The Uffizi Cyberattack: A Concern for European Museums
A cyberattack on one of Italy’s greatest cultural institutions reveals a sector that has mastered physical security and ignored the digital kind.
On 1 February 2026, staff at the Uffizi Galleries in Florence arrived to find their email accounts suspended, internal servers unreachable, and the administrative backbone of the renowned museum compromised. The malware entered through an unguarded vulnerability in software managing low-resolution images on the museum’s website—a seemingly insignificant entry point that went unnoticed.
Within hours, attackers had laterally moved across the network, affecting the Uffizi, Palazzo Pitti, and Boboli Gardens, compromising the photographic archive server, and even sending a ransom demand directly to the director, Simone Verde, via his personal phone.
The Uffizi’s official response emphasized that nothing was stolen and no security systems were breached, contrasting it with the Louvre incident. On 19 October 2025, thieves posing as construction workers had successfully stolen approximately €88 million worth of French Crown Jewels from the Louvre, due to inadequate physical security measures, including a poorly guarded window and a surveillance system passworded simply as “Louvre.”

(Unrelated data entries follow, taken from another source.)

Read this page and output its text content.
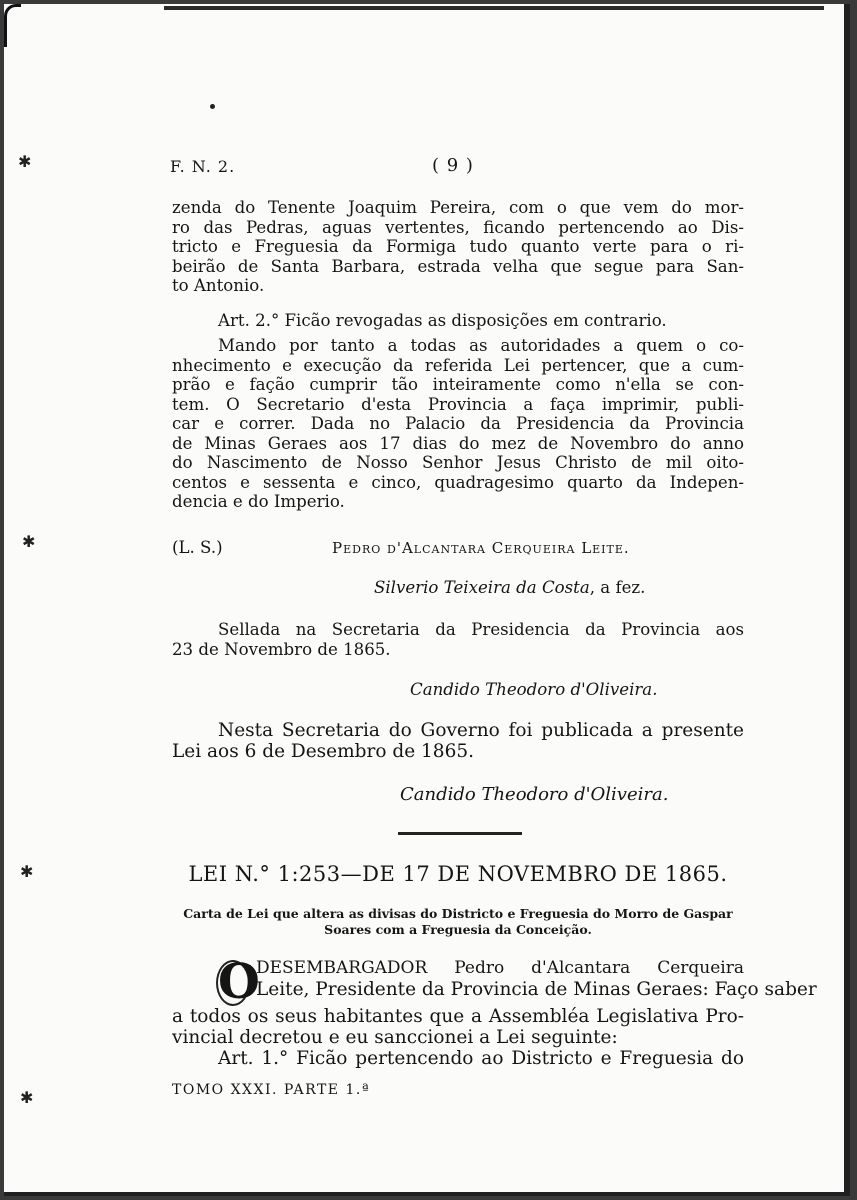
✱
✱
✱
✱
F. N. 2.	( 9 )

zenda do Tenente Joaquim Pereira, com o que vem do mor-
ro das Pedras, aguas vertentes, ficando pertencendo ao Dis-
tricto e Freguesia da Formiga tudo quanto verte para o ri-
beirão de Santa Barbara, estrada velha que segue para San-
to Antonio.

Art. 2.° Ficão revogadas as disposições em contrario.

Mando por tanto a todas as autoridades a quem o co-
nhecimento e execução da referida Lei pertencer, que a cum-
prão e fação cumprir tão inteiramente como n'ella se con-
tem. O Secretario d'esta Provincia a faça imprimir, publi-
car e correr. Dada no Palacio da Presidencia da Provincia
de Minas Geraes aos 17 dias do mez de Novembro do anno
do Nascimento de Nosso Senhor Jesus Christo de mil oito-
centos e sessenta e cinco, quadragesimo quarto da Indepen-
dencia e do Imperio.

(L. S.)	Pedro d'Alcantara Cerqueira Leite.
Silverio Teixeira da Costa, a fez.

Sellada na Secretaria da Presidencia da Provincia aos
23 de Novembro de 1865.

Candido Theodoro d'Oliveira.

Nesta Secretaria do Governo foi publicada a presente
Lei aos 6 de Desembro de 1865.

Candido Theodoro d'Oliveira.
LEI N.° 1:253—DE 17 DE NOVEMBRO DE 1865.
Carta de Lei que altera as divisas do Districto e Freguesia do Morro de Gaspar
Soares com a Freguesia da Conceição.

O
DESEMBARGADOR Pedro d'Alcantara Cerqueira
Leite, Presidente da Provincia de Minas Geraes: Faço saber
a todos os seus habitantes que a Assembléa Legislativa Pro-
vincial decretou e eu sanccionei a Lei seguinte:
Art. 1.° Ficão pertencendo ao Districto e Freguesia do

TOMO XXXI. PARTE 1.ª
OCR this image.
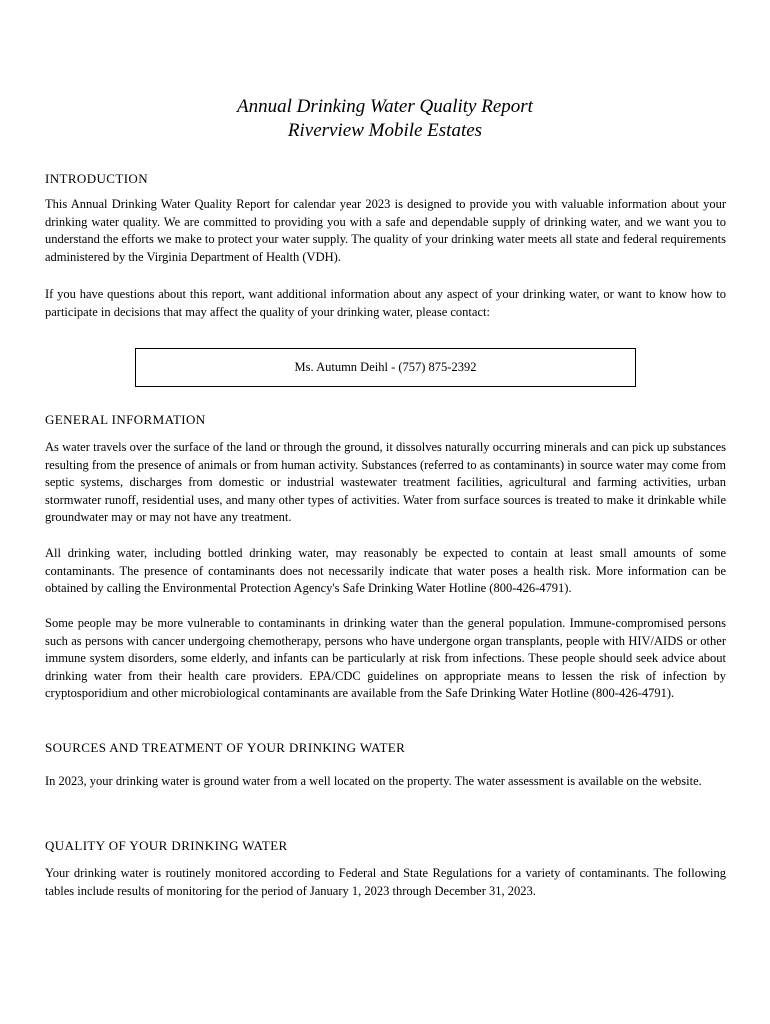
Annual Drinking Water Quality Report
Riverview Mobile Estates
INTRODUCTION
This Annual Drinking Water Quality Report for calendar year 2023 is designed to provide you with valuable information about your drinking water quality. We are committed to providing you with a safe and dependable supply of drinking water, and we want you to understand the efforts we make to protect your water supply. The quality of your drinking water meets all state and federal requirements administered by the Virginia Department of Health (VDH).
If you have questions about this report, want additional information about any aspect of your drinking water, or want to know how to participate in decisions that may affect the quality of your drinking water, please contact:
Ms. Autumn Deihl - (757) 875-2392
GENERAL INFORMATION
As water travels over the surface of the land or through the ground, it dissolves naturally occurring minerals and can pick up substances resulting from the presence of animals or from human activity. Substances (referred to as contaminants) in source water may come from septic systems, discharges from domestic or industrial wastewater treatment facilities, agricultural and farming activities, urban stormwater runoff, residential uses, and many other types of activities. Water from surface sources is treated to make it drinkable while groundwater may or may not have any treatment.
All drinking water, including bottled drinking water, may reasonably be expected to contain at least small amounts of some contaminants. The presence of contaminants does not necessarily indicate that water poses a health risk. More information can be obtained by calling the Environmental Protection Agency's Safe Drinking Water Hotline (800-426-4791).
Some people may be more vulnerable to contaminants in drinking water than the general population. Immune-compromised persons such as persons with cancer undergoing chemotherapy, persons who have undergone organ transplants, people with HIV/AIDS or other immune system disorders, some elderly, and infants can be particularly at risk from infections. These people should seek advice about drinking water from their health care providers. EPA/CDC guidelines on appropriate means to lessen the risk of infection by cryptosporidium and other microbiological contaminants are available from the Safe Drinking Water Hotline (800-426-4791).
SOURCES AND TREATMENT OF YOUR DRINKING WATER
In 2023, your drinking water is ground water from a well located on the property. The water assessment is available on the website.
QUALITY OF YOUR DRINKING WATER
Your drinking water is routinely monitored according to Federal and State Regulations for a variety of contaminants. The following tables include results of monitoring for the period of January 1, 2023 through December 31, 2023.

The Discrepancy: While the Uffizi attack was digital, not physical, highlighting a different kind of vulnerability, the gap between reported and acknowledged details remains wide. The Italian daily Corriere della Sera described a prolonged intrusion that granted attackers access to the entire museum network, whereas the Uffizi’s official statement focused on restored backups as the sole operational disruption.
This incident underscores a critical reality: while museums have invested heavily in physical protection, digital security has been largely overlooked, making them susceptible to invisible, infinite threats with potentially long-lasting consequences.